Your original point was being an apologist for someone mucking up a
mailing list.  Did you not read what they said?  Did you somehow think
someone asking two pertinent questions was an invitation to jump down
their throat?  Which you did, but oddly enough seem to think it was
alright for you to do that.

>From time to time it is *neccessary* to point out when someone stuffs
things up, else it all goes downhill.  Doing so *occasionally* does the
trick.  It isn't neccessary to do it everytime, and you'll notice that
doesn't happen.  I've no interest in doing this more than the odd
occasion, and I'm sure one or two others feel the same way (they'll make
an occasional comment when things go awry).

I, and probably many others, are on *many* mailing lists, and read
through *hundreds* of messages a day.  If nobody ever made any comment
about not hijacking threads, not posting HTML, not saying anything
useful in subject lines, quoting messes of prior postings, and all the
other things that make a mailing list work badly, newcomers would not
know how to participate.  Newcomers would all come in and keep on
messing things up worse and worse until it becomes unmanagable.
Newcomers would come in and bury a query in the middle of somewhere it
doesn't get seen, then bitch that they don't get any help.  At some
stage, someone has to point out that their messages, done like that,
will get instantly deleted/ignored by those most likely to have an
answer.

You face three choices:  Nobody does anything, and it becomes a right
mess.  Members occasionally point things out, and things carry on.  List
managers have to get heavy handed because of lack of the first two.

Are you actually so cloth-headed to argue that it's not a problem to
hijack a thread?  Are you so pigheaded that you find it objectionable
that a poster asks *why* someone romped in and subverted their thread?
(Yes, I know that's ironic, now, but the damage has been done.)

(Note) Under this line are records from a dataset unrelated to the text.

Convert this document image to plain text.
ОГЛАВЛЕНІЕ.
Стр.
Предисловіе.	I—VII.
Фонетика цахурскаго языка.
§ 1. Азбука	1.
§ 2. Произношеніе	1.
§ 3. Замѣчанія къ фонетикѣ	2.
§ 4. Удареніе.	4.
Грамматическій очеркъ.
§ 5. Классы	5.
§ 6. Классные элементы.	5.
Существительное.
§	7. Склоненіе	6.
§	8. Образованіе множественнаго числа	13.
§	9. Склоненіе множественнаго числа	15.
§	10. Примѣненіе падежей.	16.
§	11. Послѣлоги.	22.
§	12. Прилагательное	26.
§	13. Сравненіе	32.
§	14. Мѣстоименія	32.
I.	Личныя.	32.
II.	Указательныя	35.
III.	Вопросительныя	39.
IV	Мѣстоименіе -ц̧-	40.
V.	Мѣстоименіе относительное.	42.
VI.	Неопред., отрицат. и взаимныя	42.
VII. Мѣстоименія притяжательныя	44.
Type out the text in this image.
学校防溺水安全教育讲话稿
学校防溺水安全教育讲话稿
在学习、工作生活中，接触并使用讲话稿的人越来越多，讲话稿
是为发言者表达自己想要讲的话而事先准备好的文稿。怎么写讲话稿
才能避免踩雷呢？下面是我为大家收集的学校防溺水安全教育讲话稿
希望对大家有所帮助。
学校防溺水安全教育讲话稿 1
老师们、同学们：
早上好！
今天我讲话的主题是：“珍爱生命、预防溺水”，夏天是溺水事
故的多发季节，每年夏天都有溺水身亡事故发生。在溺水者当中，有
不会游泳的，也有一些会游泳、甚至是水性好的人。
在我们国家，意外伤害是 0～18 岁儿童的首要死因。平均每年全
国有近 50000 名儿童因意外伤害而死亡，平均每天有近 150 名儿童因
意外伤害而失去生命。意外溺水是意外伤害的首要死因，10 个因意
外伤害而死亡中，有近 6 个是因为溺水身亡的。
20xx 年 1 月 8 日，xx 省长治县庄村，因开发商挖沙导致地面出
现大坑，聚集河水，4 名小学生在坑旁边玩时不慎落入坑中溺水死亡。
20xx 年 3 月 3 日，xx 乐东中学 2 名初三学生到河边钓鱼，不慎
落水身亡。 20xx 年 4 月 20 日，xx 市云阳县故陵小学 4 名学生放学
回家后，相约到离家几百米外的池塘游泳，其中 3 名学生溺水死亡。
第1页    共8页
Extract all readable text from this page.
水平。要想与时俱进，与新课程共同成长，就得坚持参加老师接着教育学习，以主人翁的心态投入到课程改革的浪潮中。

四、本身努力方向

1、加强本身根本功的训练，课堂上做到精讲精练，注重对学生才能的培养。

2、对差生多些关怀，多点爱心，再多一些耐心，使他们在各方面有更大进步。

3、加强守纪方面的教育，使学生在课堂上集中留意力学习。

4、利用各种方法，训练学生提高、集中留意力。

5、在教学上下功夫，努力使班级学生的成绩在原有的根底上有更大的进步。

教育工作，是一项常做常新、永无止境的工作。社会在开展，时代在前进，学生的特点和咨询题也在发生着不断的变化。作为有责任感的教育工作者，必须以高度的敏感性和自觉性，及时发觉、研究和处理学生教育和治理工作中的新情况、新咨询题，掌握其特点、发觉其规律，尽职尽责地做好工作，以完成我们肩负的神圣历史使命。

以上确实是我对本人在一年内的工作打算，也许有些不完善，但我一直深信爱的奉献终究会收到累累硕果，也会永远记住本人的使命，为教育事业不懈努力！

And to be honest, if one or two people come in, mess up, and go away,
that's their problem.  Hopefully, they learn and participate.  If
they're not prepared to do that, why bother.  It's not about being a
"private" club, it's about being useable.

Perhaps you'd like every message to be 60k of HTML instead of 1k of
plain text.  Perhaps you'd like every message to have no coherent
subject line.  Perhaps at some point you'll feel the need to point out
it's a problem, but you've made it clear that to do so is obviously
wrong.  Would you wait until the point where it was 10:1 spam:postings?

-- 
(Currently running FC4, occasionally trying FC5.)

Don't send private replies to my address, the mailbox is ignored.
I read messages from the public lists.